Une lutte de tous les jours
Au fil des ans, son engagement est devenu une occupation à temps plein. Présidente de l'antenne de la CSF, une association qui vient en aide aux familles dans le besoin à l'Elsau, elle est sur tous les fronts. Sa capacité d'écoute et sa ténacité l'ont fait connaître dans tout le quartier. « Elle s'est vraiment formée sur le terrain, par l'action », souligne Alphonse Pierre, président de l'Union départementale des associations familiales du Bas-Rhin ( UDAF 67 ).
En intégrant en 1999 le conseil d'administration de CUS Habitat, qui avec 1 100 locataires est le principal bailleur social de l'Elsau, Josiane Reibel obtient la charge des dossiers d'attribution de logements, et devient la principale intermédiaire entre les locataires et les bailleurs. Peu avare de son temps et de son énergie, Josiane Reibel a aussi participé par le passé aux différents comités et conseils de quartier.
Ses fonctions l'amènent à se déplacer tous les jours pour constater les problèmes et tenter de les résoudre. Son téléphone regorge de photos d'appartements dégradés ou de parties communes insalubres. « Dès qu'ils me voient arriver avec un nouveau dossier de plainte, les employés de CUS Habitat me demandent ce que j'ai bien pu encore découvrir », évoque-t-elle d'un air malicieux.
Progressivement, son action s'est étendue à d'autres quartiers de Strasbourg (Neudorf, le Port-du-Rhin, Hautepierre, la Musau), où elle tient aussi, la plupart du temps seule, des permanences de la CSF.
« On y va car on est très sollicitées. Ce n'est pas pour se promener », insiste son binôme de la CSF, Françoise Benoît, qui accompagne tous les jours Josiane Reibel sur le terrain. « On a même fini par nous surnommer les nounous du quartier », s'amuse-t-elle.
Aujourd'hui âgée de 66 ans et titulaire d'une modeste retraite, Josiane Reibel compte malgré tout se représenter aux élections des HLM, en décembre prochain, pour un ultime mandat de quatre ans, autant par conviction militante que par nécessité, insiste-t-elle : « A l'heure actuelle, personne ne s'est proposé pour prendre le relais.

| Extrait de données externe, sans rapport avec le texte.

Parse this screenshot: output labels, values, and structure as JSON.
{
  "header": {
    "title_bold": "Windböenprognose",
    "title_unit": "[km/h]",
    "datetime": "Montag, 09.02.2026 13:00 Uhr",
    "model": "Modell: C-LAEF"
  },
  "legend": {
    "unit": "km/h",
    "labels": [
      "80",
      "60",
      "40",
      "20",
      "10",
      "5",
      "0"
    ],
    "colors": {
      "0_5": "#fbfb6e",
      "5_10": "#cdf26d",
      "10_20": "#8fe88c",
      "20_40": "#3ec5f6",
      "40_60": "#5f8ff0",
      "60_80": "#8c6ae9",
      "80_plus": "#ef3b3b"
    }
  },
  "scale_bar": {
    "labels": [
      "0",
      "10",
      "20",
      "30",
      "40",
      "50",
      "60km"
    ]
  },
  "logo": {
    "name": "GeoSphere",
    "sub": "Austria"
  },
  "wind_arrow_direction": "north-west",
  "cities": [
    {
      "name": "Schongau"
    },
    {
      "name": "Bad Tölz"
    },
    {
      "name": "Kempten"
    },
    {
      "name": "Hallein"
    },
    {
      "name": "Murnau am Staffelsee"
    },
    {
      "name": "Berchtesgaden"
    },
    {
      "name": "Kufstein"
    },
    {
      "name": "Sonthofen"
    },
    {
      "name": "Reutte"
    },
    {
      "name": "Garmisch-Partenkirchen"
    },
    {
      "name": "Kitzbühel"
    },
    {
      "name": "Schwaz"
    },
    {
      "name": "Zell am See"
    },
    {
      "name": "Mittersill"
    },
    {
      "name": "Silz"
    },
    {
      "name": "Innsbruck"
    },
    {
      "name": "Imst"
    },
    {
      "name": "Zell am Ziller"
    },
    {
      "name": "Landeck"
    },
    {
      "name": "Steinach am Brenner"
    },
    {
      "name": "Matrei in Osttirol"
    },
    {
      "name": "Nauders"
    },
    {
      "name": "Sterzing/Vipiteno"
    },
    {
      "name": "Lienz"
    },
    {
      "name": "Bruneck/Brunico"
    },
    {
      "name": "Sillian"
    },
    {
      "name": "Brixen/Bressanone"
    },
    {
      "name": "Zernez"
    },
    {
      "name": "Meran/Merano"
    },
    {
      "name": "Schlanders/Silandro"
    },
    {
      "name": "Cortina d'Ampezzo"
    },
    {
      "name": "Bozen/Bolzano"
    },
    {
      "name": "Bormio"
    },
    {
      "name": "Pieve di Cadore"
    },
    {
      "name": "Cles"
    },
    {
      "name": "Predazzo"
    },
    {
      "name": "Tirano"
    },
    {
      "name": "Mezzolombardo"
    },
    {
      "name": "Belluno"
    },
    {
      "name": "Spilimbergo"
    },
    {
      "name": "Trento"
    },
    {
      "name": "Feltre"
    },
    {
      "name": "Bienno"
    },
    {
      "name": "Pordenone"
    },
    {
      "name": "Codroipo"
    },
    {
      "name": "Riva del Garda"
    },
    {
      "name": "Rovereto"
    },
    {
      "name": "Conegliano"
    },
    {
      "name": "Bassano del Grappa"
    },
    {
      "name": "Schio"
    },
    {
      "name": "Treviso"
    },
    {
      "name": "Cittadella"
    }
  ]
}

C'est vraiment très dur de trouver des jeunes qui accepteraient de faire le même travail que nous ». Femme des propositions concrêtes, elle aimerait obtenir pour les immeubles dont elle s'occupe l'installation d'une VMC (ventilation mécanique contrôlée ), et la rénovation de l'isolation thermique. « Avec ces simples travaux, on pourrait vraiment améliorer la vie des habitants en réglant les problèmes d'humidité », insiste-t-elle.
Un quartier qui s'appauvrit
Ces trente dernières années, Josiane Reibel a assisté à la lente dégradation de l'Elsau. « Notre quartier est de plus en plus pauvre. A la CUS Habitat, on nous envoie de moins en moins de dossiers de travailleurs. L'écrasante majorité des locataires vivent maintenant du RSA ou sont retraités, se désole-t-elle. Et comme ils n'ont pas de moyens de participer à l'entretien, les immeubles se dégradent de plus en plus rapidement. Je me demande si dans les hautes sphères on a remarqué quoi que ce soit ». « L'idéal ce serait d'avoir un plan de rénovation urbaine, mais ça dépend directement de l’État, et donc du gouvernement », résume-t-elle. La semaine prochaine, elle prendra part à la délégation envoyée par CUS Habitat au grand congrès annuel de l'Union sociale pour l'habitat, à Lyon. « Manuel Valls est censé y faire une apparition. On verra bien si on peut lui faire passer un message », promet-elle avec un petit sourire en coin.